Injecting errors to test idempotency

Feb 24, 2016

As part of Heroku Private Spaces we attach extra Elastic Network Interfaces to instances, and we do that in Go with aws-sdk-go.

The process isn’t the most idempotent and we recently discovered we were occasionally leaking ENIs. This could happen if we created an ENI and then encountered an error later in the process, such as when attaching it to an instance. I set out this morning to find a better way.

When an ENI is created, it can be assigned a description. Previously we used descriptions only for the ENI’s function (eg, “nat”) and not anything specific to the instance the ENI was intended for. After seeing that listing ENIs allows filtering on the description, I decided to make that the foundation of the new approach.

The new process looks like this:

  1. try finding the ENI with the right description, based on its function and intended instance’s ID
  2. if no ENI was found, create it with the description
  3. if the ENI was found AND it’s attached to an instance already AND its DeleteOnTermination attribute is set to true, we’re done
  4. otherwise, attach it to the instance if necessary
  5. set the DeleteOnTermination attribute to true

After getting the new process working, I wanted to verify it would be fully idempotent when encountering AWS or other errors. There’s not really a knob to turn to make AWS error for the API calls involved in the process so I thought I’d try some simple error injection.

I added this to the code:

var randomError = errors.New("random error!")

func maybeErr(err error, pct int) error {
	if err == nil && rand.Intn(100) < pct {
		err = randomError
	}
	return err
}

and then changed blocks of this form:

foo, err := doSomething()
if err != nil {
	return err
}

to this:

foo, err := doSomething()
err = maybeErr(err, 30)
if err != nil {
	return err
}

This caused calls of doSomething(), usually a method call such as DescribeNetworkInstances, to fail 30% of the time when it would have otherwise succeeded.

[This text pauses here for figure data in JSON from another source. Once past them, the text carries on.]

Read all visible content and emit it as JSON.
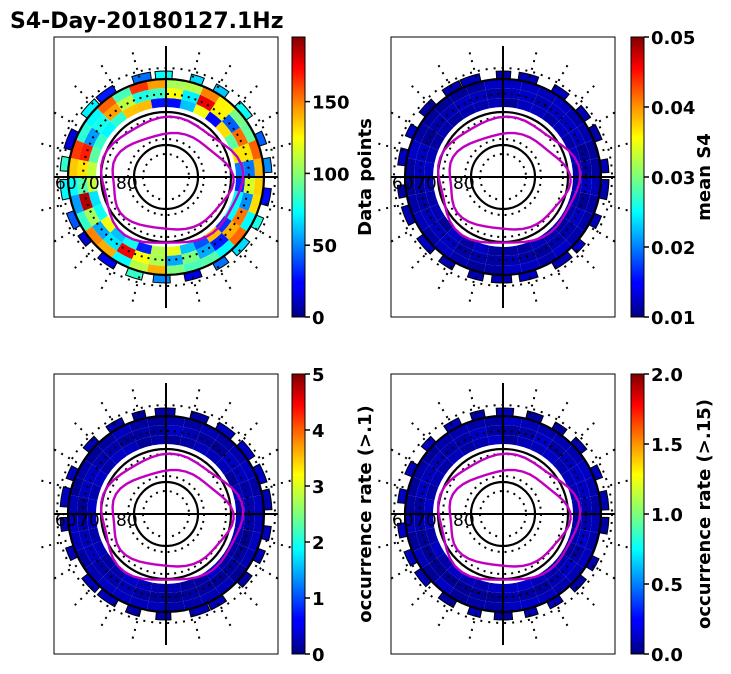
{
  "title": "S4-Day-20180127.1Hz",
  "chart_data": [
    {
      "type": "heatmap",
      "projection": "polar",
      "grid": true,
      "lat_labels": [
        "60",
        "70",
        "80"
      ],
      "contour_color": "#c000c0",
      "colorbar": {
        "label": "Data points",
        "range": [
          0,
          195
        ],
        "ticks": [
          0,
          50,
          100,
          150
        ],
        "tick_labels": [
          "0",
          "50",
          "100",
          "150"
        ],
        "cmap": "jet"
      },
      "field_level": "varied"
    },
    {
      "type": "heatmap",
      "projection": "polar",
      "grid": true,
      "lat_labels": [
        "60",
        "70",
        "80"
      ],
      "contour_color": "#c000c0",
      "colorbar": {
        "label": "mean S4",
        "range": [
          0.01,
          0.05
        ],
        "ticks": [
          0.01,
          0.02,
          0.03,
          0.04,
          0.05
        ],
        "tick_labels": [
          "0.01",
          "0.02",
          "0.03",
          "0.04",
          "0.05"
        ],
        "cmap": "jet"
      },
      "field_level": "low"
    },
    {
      "type": "heatmap",
      "projection": "polar",
      "grid": true,
      "lat_labels": [
        "60",
        "70",
        "80"
      ],
      "contour_color": "#c000c0",
      "colorbar": {
        "label": "occurrence rate (>.1)",
        "range": [
          0,
          5
        ],
        "ticks": [
          0,
          1,
          2,
          3,
          4,
          5
        ],
        "tick_labels": [
          "0",
          "1",
          "2",
          "3",
          "4",
          "5"
        ],
        "cmap": "jet"
      },
      "field_level": "low"
    },
    {
      "type": "heatmap",
      "projection": "polar",
      "grid": true,
      "lat_labels": [
        "60",
        "70",
        "80"
      ],
      "contour_color": "#c000c0",
      "colorbar": {
        "label": "occurrence rate (>.15)",
        "range": [
          0.0,
          2.0
        ],
        "ticks": [
          0.0,
          0.5,
          1.0,
          1.5,
          2.0
        ],
        "tick_labels": [
          "0.0",
          "0.5",
          "1.0",
          "1.5",
          "2.0"
        ],
        "cmap": "jet"
      },
      "field_level": "low"
    }
  ]
}
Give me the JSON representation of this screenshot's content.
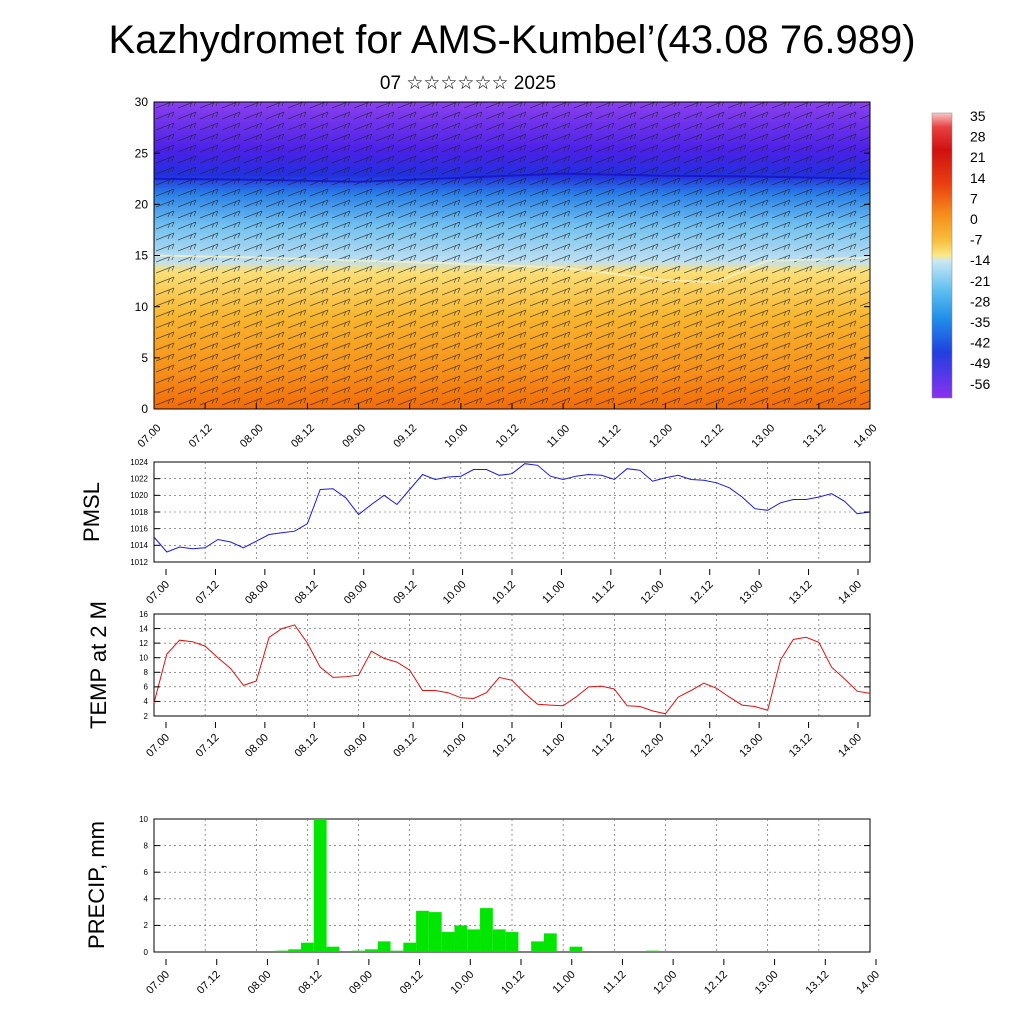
{
  "title": "Kazhydromet for AMS-Kumbel’(43.08 76.989)",
  "subtitle": "07 ☆☆☆☆☆☆ 2025",
  "time_tick_labels": [
    "07.00",
    "07.12",
    "08.00",
    "08.12",
    "09.00",
    "09.12",
    "10.00",
    "10.12",
    "11.00",
    "11.12",
    "12.00",
    "12.12",
    "13.00",
    "13.12",
    "14.00"
  ],
  "colors": {
    "pmsl_line": "#1a1ae0",
    "temp_line": "#e01010",
    "precip_bar": "#00e600"
  },
  "chart_data": [
    {
      "type": "heatmap",
      "name": "temperature-wind-cross-section",
      "ylim": [
        0,
        30
      ],
      "y_ticks": [
        0,
        5,
        10,
        15,
        20,
        25,
        30
      ],
      "xlim": [
        0,
        168
      ],
      "colorbar_labels": [
        "35",
        "28",
        "21",
        "14",
        "7",
        "0",
        "-7",
        "-14",
        "-21",
        "-28",
        "-35",
        "-42",
        "-49",
        "-56"
      ],
      "freezing_level": {
        "x": [
          0,
          24,
          48,
          72,
          96,
          108,
          120,
          132,
          144,
          156,
          168
        ],
        "y": [
          15.0,
          14.8,
          14.5,
          14.2,
          13.8,
          13.2,
          12.6,
          12.4,
          14.5,
          14.6,
          14.8
        ]
      },
      "tropopause_level": {
        "x": [
          0,
          24,
          48,
          72,
          96,
          120,
          144,
          168
        ],
        "y": [
          22.5,
          22.4,
          22.2,
          22.6,
          23.0,
          22.8,
          22.7,
          22.5
        ]
      },
      "overlay": "wind barbs"
    },
    {
      "type": "line",
      "ylabel": "PMSL",
      "ylim": [
        1012,
        1024
      ],
      "y_ticks": [
        1012,
        1014,
        1016,
        1018,
        1020,
        1022,
        1024
      ],
      "x": [
        0,
        3,
        6,
        9,
        12,
        15,
        18,
        21,
        24,
        27,
        30,
        33,
        36,
        39,
        42,
        45,
        48,
        51,
        54,
        57,
        60,
        63,
        66,
        69,
        72,
        75,
        78,
        81,
        84,
        87,
        90,
        93,
        96,
        99,
        102,
        105,
        108,
        111,
        114,
        117,
        120,
        123,
        126,
        129,
        132,
        135,
        138,
        141,
        144,
        147,
        150,
        153,
        156,
        159,
        162,
        165,
        168
      ],
      "values": [
        1015.0,
        1013.2,
        1013.8,
        1013.6,
        1013.7,
        1014.7,
        1014.4,
        1013.7,
        1014.5,
        1015.3,
        1015.5,
        1015.7,
        1016.6,
        1020.7,
        1020.8,
        1019.7,
        1017.7,
        1018.9,
        1020.0,
        1018.9,
        1020.7,
        1022.5,
        1021.9,
        1022.2,
        1022.3,
        1023.1,
        1023.1,
        1022.4,
        1022.6,
        1023.8,
        1023.6,
        1022.3,
        1021.9,
        1022.3,
        1022.5,
        1022.4,
        1021.9,
        1023.2,
        1023.0,
        1021.7,
        1022.1,
        1022.4,
        1021.9,
        1021.8,
        1021.5,
        1020.9,
        1019.8,
        1018.4,
        1018.2,
        1019.1,
        1019.5,
        1019.5,
        1019.8,
        1020.2,
        1019.3,
        1017.8,
        1018.0
      ]
    },
    {
      "type": "line",
      "ylabel": "TEMP at 2 M",
      "ylim": [
        2,
        16
      ],
      "y_ticks": [
        2,
        4,
        6,
        8,
        10,
        12,
        14,
        16
      ],
      "x": [
        0,
        3,
        6,
        9,
        12,
        15,
        18,
        21,
        24,
        27,
        30,
        33,
        36,
        39,
        42,
        45,
        48,
        51,
        54,
        57,
        60,
        63,
        66,
        69,
        72,
        75,
        78,
        81,
        84,
        87,
        90,
        93,
        96,
        99,
        102,
        105,
        108,
        111,
        114,
        117,
        120,
        123,
        126,
        129,
        132,
        135,
        138,
        141,
        144,
        147,
        150,
        153,
        156,
        159,
        162,
        165,
        168
      ],
      "values": [
        3.8,
        10.5,
        12.4,
        12.2,
        11.6,
        10.0,
        8.5,
        6.2,
        6.8,
        12.8,
        14.0,
        14.5,
        12.0,
        8.7,
        7.3,
        7.4,
        7.6,
        10.9,
        9.9,
        9.4,
        8.3,
        5.5,
        5.5,
        5.2,
        4.5,
        4.4,
        5.2,
        7.3,
        6.9,
        5.1,
        3.6,
        3.5,
        3.4,
        4.6,
        6.0,
        6.1,
        5.7,
        3.4,
        3.3,
        2.7,
        2.3,
        4.6,
        5.5,
        6.5,
        5.8,
        4.6,
        3.5,
        3.3,
        2.8,
        9.7,
        12.5,
        12.8,
        12.1,
        8.7,
        7.1,
        5.4,
        5.1
      ]
    },
    {
      "type": "bar",
      "ylabel": "PRECIP, mm",
      "ylim": [
        0,
        10
      ],
      "y_ticks": [
        0,
        2,
        4,
        6,
        8,
        10
      ],
      "bar_width": 3,
      "x": [
        30,
        33,
        36,
        39,
        42,
        45,
        48,
        51,
        54,
        57,
        60,
        63,
        66,
        69,
        72,
        75,
        78,
        81,
        84,
        87,
        90,
        93,
        96,
        99,
        102,
        105,
        108,
        111,
        114,
        117,
        120,
        123,
        126,
        129
      ],
      "values": [
        0.1,
        0.2,
        0.7,
        10,
        0.4,
        0,
        0.1,
        0.2,
        0.8,
        0.1,
        0.7,
        3.1,
        3.0,
        1.5,
        2.0,
        1.7,
        3.3,
        1.7,
        1.5,
        0,
        0.8,
        1.4,
        0,
        0.4,
        0,
        0,
        0,
        0,
        0,
        0.1,
        0,
        0,
        0,
        0
      ]
    }
  ]
}
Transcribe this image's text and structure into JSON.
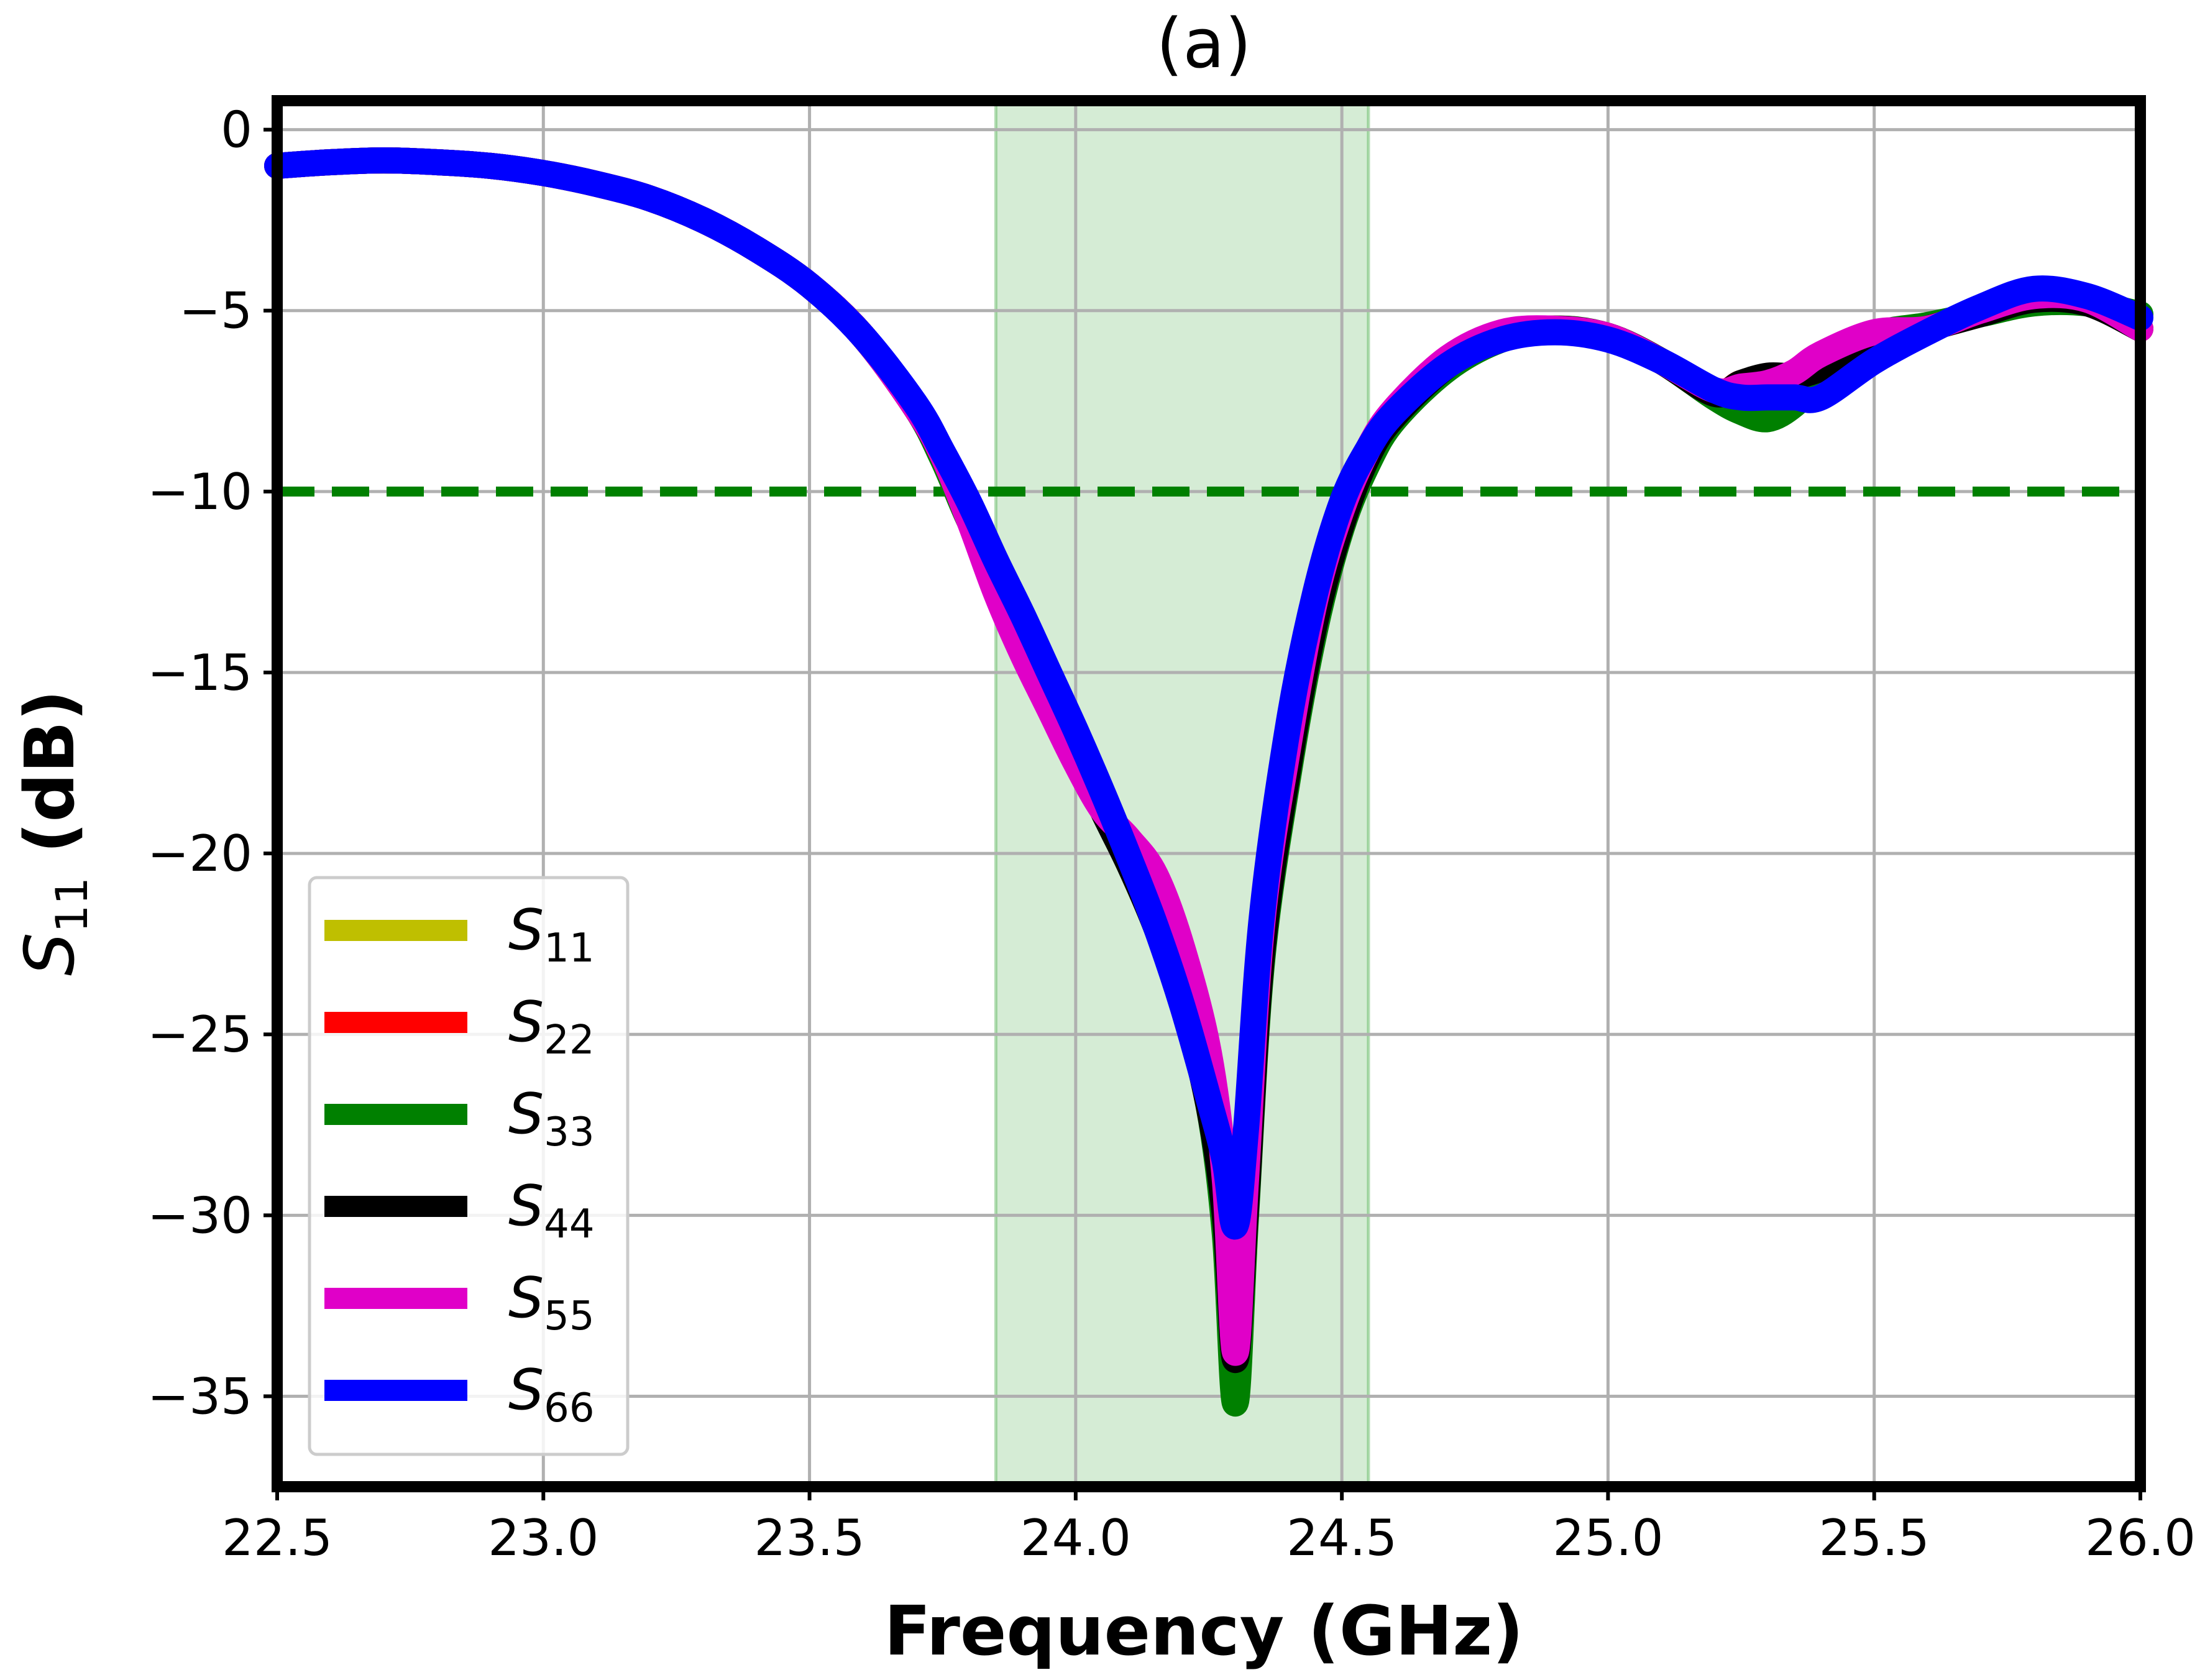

Using these changes in a test Space with many instances let me get confidence that the process was idempotent. After a few rounds of scaling up and down I didn’t see any leaked ENIs.

aws-sdk-go does have support for request handlers which I could have also used. A randomly-erroring Send handler would accomplish much the same thing but maybeErr let me inject errors in precise spots. It would be fun to apply generally, though.